[BUG]: AOT example does not work
Here's a code snippet using the example from here:
import torch as th
import functorch as fth
def fn(input, bias, residual, p: float):
a = th.add(input, bias)
b = th.nn.functional.dropout(a, p, training=True)
c = b + residual
return c
aot_fn = fth.compile.aot_function(fn, print_compile_fn, static_argnums=(3,))
aot_fn(th.randn(4, ), th.randn(4,), th.randn(4,), p=0.3)
which produces the following error on functorch==0.1.1 :
RuntimeError Traceback (most recent call last)
Input In [59], in <cell line: 10>()
5 return c
7 aot_fn = fth.compile.aot_function(fn, print_compile_fn, static_argnums=(3,))

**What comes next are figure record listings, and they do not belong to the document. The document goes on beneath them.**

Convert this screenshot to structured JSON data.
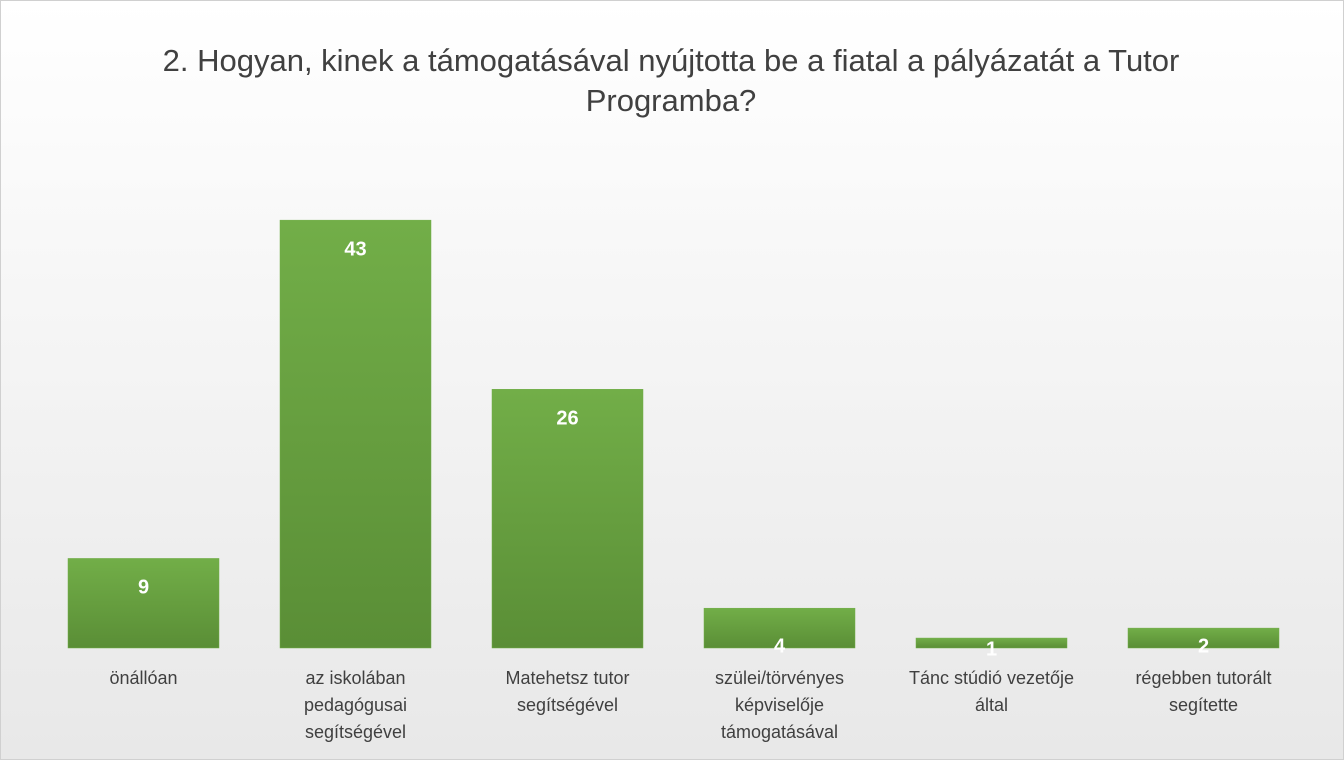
{
  "chart_data": {
    "type": "bar",
    "title": "2. Hogyan, kinek a támogatásával nyújtotta be a fiatal a pályázatát a Tutor Programba?",
    "categories": [
      "önállóan",
      "az iskolában pedagógusai segítségével",
      "Matehetsz tutor segítségével",
      "szülei/törvényes képviselője támogatásával",
      "Tánc stúdió vezetője által",
      "régebben tutorált segítette"
    ],
    "values": [
      9,
      43,
      26,
      4,
      1,
      2
    ],
    "color": "#70ad47"
  }
}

---> 10 aot_fn(th.randn(4, ), th.randn(4,), th.randn(4,), p=0.3)
File ~/miniconda3/envs/charm/lib/python3.8/site-packages/functorch/_src/aot_autograd.py:389, in aot_function.<locals>.returned_function(*args, **kwargs)
387 num_tensor_args = len(flat_tensor_args)
388 flat_args_for_cache = flat_tensor_args + static_args_hashed
--> 389 cached_res = compile_cache.at(
390 fn_id,
391 fw_compiler_id,
392 bw_compiler_id,
393 num_tensor_args,
394 hasher_type,
395 *flat_args_for_cache,
396 )
398 # Compile the function and save it in the cache
399 if cached_res is None:
400 # Save the args_spec for flat_tensor_args to unflatten while tracing
RuntimeError: Found an argument of type float at index 3. Non-tensor arguments must be marked static. Please set the static_argnums correctly to mark the argument at index 3 static
Any help on how to proceed? Any quick fix that could work?
Thanks in advance for this awesome work!
cc @Chillee
Unfortunately, we don't support kwargs properly right now with AOTAutograd (particularly with static_argnums).
So, it works if you remove the p=0.3 from the function.
I see... whats a reasonable timeframe in which this might get implemented?
@lucidrains so i tried it for the memory-efficient attention but couldn't get it to work faster than the original (the difference was so small it wasn't justified...) so i guess we might want to try triton? tbh, i think it would be worth looking at how the jax compiler imoplements it under the hood, because it seems to take no hit in runtime when compared to torch's einsum.